🤖 AI Summary
Large language models (LLMs) exhibit poor robustness to semantically equivalent yet lexically diverse prompts, hindering real-world deployment. To address this, we propose LAP, a novel double-loop latent-space adversarial framework that—uniquely—models continuous, learnable perturbations as “implicit continuous paraphrasing” and enforces semantic consistency via Lagrangian semantic constraints. LAP integrates latent-space adversarial training, dual-loop parameter co-optimization, and semantics-aware optimization, achieving robustness gains without inference-time re-ranking or manual prompt engineering. Evaluated on the RobustAlpaca benchmark, LAP yields absolute worst-case win-rate improvements of 0.5–4% across multiple LLM architectures, substantially outperforming supervised fine-tuning.
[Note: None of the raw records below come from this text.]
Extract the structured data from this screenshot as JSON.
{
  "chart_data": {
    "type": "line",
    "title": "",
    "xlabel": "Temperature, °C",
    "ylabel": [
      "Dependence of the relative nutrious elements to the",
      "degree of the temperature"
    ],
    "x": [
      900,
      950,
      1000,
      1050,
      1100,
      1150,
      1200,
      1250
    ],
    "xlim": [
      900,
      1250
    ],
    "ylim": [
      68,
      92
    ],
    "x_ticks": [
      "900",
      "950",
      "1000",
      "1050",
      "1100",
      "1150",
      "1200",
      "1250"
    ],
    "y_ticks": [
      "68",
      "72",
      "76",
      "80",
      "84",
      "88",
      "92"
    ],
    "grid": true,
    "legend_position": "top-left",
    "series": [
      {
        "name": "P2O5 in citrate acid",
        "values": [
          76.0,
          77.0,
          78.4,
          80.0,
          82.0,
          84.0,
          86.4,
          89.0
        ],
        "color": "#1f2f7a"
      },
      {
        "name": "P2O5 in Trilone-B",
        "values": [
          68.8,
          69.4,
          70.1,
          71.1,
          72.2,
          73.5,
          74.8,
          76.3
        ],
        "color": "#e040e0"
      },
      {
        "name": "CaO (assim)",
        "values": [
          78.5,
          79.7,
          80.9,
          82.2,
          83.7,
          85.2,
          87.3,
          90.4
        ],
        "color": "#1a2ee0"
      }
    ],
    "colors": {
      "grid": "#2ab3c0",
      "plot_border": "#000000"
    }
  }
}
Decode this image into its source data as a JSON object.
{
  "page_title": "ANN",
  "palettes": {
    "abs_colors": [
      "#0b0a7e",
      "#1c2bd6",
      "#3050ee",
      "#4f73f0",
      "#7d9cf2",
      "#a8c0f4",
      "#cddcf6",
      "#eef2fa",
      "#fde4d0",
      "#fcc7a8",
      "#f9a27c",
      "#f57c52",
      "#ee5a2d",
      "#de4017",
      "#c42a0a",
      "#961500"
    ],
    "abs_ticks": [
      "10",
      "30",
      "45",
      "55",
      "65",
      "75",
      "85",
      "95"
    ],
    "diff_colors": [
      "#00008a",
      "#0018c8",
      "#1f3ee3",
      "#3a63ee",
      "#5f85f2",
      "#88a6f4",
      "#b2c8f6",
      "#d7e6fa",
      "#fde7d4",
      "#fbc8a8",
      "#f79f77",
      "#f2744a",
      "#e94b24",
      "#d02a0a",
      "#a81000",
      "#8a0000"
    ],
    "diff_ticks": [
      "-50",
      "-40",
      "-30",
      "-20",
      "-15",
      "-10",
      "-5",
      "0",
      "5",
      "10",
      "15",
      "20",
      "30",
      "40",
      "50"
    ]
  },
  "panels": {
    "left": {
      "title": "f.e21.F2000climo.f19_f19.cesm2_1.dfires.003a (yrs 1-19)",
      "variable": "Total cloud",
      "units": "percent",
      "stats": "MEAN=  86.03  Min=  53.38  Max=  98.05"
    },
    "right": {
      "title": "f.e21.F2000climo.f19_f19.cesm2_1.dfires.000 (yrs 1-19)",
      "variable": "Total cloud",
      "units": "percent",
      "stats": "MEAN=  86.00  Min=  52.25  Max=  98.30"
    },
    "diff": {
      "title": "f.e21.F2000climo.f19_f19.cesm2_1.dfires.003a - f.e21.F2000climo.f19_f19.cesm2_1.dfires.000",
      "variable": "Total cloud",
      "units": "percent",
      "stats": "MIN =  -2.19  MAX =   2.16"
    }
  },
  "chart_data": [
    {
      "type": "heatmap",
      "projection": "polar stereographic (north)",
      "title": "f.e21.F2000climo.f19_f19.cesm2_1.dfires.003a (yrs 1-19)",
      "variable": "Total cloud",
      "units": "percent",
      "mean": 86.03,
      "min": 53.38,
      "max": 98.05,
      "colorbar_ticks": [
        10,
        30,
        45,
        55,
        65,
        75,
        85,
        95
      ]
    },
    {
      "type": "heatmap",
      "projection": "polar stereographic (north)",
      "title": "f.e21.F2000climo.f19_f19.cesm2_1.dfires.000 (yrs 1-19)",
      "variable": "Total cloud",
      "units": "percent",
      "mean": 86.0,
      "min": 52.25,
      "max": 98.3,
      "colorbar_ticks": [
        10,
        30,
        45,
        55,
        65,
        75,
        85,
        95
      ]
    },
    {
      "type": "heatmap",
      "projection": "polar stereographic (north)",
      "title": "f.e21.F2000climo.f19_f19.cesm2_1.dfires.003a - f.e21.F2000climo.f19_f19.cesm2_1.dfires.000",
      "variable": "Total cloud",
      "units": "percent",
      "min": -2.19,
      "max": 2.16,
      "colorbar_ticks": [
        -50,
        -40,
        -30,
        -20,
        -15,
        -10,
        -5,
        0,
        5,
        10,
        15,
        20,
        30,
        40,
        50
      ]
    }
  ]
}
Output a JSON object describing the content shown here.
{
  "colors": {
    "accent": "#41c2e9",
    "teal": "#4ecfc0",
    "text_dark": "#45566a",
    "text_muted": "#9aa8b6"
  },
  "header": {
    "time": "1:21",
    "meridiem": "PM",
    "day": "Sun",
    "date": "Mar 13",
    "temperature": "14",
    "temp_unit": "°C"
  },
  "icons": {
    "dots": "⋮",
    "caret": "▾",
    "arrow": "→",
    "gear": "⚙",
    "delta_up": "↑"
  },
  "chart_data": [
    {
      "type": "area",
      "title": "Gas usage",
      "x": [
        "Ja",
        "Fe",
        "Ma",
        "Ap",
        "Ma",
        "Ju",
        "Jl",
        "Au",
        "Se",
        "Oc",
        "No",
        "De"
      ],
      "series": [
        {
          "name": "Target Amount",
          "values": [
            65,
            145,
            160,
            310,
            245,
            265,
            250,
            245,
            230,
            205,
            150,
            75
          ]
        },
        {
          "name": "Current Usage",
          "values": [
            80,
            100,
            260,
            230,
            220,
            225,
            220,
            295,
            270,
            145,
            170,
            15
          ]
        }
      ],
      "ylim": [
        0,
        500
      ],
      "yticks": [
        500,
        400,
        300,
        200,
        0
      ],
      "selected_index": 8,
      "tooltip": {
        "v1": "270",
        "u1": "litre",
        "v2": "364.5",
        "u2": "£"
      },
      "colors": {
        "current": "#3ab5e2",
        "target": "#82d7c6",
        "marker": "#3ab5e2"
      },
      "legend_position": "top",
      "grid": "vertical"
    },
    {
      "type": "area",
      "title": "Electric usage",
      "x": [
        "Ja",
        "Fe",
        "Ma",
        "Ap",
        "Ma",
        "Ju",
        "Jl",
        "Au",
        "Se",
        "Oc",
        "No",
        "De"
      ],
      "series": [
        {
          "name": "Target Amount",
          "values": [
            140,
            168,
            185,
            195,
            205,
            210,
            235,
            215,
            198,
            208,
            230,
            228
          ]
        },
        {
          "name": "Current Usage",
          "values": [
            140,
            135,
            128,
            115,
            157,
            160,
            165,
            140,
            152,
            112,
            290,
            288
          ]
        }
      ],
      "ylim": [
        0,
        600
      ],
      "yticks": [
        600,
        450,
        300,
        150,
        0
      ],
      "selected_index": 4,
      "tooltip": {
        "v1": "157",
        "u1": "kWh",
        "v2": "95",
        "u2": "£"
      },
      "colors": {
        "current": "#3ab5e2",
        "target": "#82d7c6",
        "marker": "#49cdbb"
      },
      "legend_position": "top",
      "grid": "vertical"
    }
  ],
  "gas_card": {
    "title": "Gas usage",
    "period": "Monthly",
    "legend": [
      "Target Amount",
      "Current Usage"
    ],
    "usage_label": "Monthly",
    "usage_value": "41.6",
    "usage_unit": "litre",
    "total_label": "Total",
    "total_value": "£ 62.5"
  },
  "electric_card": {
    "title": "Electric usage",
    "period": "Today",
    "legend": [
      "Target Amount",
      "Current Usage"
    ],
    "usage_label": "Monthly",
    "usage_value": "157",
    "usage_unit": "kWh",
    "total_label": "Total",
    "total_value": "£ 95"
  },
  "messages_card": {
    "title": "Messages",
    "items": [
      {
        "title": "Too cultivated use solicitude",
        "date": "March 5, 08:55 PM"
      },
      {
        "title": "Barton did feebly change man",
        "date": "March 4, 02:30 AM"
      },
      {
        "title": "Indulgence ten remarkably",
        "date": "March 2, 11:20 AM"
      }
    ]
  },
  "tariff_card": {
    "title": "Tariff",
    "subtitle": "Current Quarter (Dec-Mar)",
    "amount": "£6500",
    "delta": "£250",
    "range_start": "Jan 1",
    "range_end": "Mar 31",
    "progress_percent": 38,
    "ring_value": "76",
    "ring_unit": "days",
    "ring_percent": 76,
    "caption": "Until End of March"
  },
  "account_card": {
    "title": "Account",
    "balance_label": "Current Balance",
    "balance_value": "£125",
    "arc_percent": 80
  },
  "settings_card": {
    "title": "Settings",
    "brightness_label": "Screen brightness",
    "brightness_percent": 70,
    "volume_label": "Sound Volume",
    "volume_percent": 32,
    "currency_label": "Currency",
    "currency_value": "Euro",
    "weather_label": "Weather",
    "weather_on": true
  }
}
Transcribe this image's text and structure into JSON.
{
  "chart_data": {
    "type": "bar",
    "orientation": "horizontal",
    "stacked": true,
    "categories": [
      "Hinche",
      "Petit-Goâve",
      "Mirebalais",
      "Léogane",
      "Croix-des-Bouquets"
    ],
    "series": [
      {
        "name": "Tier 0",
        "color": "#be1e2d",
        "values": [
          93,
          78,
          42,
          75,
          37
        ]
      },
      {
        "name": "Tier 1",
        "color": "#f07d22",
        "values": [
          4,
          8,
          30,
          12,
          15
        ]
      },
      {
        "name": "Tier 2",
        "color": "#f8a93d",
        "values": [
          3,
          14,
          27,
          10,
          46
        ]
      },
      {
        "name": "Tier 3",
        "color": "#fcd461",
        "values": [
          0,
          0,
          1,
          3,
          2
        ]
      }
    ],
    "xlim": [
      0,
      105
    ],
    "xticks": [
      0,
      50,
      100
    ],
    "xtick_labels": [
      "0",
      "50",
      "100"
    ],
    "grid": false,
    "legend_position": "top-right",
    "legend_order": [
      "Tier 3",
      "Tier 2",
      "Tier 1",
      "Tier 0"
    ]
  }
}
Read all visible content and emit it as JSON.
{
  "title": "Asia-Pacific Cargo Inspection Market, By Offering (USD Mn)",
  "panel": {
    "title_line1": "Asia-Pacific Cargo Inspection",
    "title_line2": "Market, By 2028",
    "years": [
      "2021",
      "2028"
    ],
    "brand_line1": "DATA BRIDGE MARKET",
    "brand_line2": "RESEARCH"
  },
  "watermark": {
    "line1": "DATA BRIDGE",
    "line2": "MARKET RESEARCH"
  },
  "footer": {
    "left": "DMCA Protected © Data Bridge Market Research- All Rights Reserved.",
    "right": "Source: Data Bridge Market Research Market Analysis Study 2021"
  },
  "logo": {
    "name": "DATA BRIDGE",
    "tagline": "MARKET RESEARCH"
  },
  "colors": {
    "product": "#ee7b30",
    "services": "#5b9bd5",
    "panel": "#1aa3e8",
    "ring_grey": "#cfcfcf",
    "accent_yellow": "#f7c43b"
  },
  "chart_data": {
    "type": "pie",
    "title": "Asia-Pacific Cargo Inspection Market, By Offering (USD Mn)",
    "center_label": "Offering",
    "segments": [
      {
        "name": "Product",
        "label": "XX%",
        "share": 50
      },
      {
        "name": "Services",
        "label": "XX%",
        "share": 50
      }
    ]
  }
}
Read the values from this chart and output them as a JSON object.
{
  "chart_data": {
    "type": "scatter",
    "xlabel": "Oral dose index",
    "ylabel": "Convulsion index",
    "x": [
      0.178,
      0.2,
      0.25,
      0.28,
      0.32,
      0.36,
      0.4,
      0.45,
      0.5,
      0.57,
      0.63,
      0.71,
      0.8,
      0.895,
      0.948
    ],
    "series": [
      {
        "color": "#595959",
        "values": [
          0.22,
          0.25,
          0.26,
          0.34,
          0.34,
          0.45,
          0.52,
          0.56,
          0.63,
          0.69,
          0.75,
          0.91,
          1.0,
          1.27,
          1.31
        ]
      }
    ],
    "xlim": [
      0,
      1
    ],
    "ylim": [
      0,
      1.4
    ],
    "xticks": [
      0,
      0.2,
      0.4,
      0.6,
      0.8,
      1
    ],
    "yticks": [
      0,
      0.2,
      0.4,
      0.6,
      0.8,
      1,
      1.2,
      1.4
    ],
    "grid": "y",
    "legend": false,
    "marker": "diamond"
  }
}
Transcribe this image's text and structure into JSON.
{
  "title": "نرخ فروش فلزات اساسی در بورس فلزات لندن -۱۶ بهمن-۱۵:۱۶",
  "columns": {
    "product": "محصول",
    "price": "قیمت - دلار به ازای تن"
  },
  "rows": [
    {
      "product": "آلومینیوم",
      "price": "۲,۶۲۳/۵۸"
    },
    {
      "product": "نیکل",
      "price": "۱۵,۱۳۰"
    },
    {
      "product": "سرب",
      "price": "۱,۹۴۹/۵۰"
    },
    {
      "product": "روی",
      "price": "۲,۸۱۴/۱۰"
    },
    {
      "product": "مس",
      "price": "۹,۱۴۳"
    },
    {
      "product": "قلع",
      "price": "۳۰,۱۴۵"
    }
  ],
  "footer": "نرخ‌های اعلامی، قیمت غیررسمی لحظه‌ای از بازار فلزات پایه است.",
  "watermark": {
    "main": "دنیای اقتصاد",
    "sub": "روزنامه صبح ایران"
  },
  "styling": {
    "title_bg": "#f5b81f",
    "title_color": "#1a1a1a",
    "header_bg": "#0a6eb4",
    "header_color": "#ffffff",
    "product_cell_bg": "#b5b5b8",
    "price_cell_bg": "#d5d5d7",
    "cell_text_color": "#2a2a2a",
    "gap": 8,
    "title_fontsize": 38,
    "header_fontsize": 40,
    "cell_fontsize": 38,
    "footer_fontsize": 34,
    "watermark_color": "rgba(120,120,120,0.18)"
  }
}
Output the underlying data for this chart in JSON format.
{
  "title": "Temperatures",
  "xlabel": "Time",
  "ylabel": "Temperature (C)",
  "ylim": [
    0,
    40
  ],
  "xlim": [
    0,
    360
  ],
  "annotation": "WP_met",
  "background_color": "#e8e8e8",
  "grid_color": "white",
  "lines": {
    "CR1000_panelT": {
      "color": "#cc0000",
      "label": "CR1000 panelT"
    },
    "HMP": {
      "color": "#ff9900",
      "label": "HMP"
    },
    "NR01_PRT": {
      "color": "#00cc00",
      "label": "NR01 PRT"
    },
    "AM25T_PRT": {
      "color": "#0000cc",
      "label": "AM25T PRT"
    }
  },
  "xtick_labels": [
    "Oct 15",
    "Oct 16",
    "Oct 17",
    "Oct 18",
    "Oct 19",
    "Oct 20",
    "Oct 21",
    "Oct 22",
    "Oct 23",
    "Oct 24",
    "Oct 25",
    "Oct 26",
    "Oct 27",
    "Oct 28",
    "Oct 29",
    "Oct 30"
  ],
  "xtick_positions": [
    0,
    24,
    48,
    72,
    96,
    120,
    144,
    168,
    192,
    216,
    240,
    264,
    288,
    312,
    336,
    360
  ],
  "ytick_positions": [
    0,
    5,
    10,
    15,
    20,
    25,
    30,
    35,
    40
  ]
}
Our work establishes a new paradigm for prompt robustness research by unifying continuous perturbation learning with formal semantic invariance guarantees.
📝 Abstract
Insensitivity to semantically-preserving variations of prompts (paraphrases) is crucial for reliable behavior and real-world deployment of large language models. However, language models exhibit significant performance degradation when faced with semantically equivalent but differently phrased prompts, and existing solutions either depend on trial-and-error prompt engineering or require computationally expensive inference-time algorithms. In this study, built on the key insight that worst-case prompts exhibit a drift in embedding space, we present Latent Adversarial Paraphrasing (LAP), a dual-loop adversarial framework: the inner loop trains a learnable perturbation to serve as a"latent continuous paraphrase"while preserving semantics through Lagrangian regulation, and the outer loop optimizes the language model parameters on these perturbations. We conduct extensive experiments to demonstrate the effectiveness of LAP across multiple LLM architectures on the RobustAlpaca benchmark with a 0.5%-4% absolution improvement on worst-case win-rate compared with vanilla supervised fine-tuning.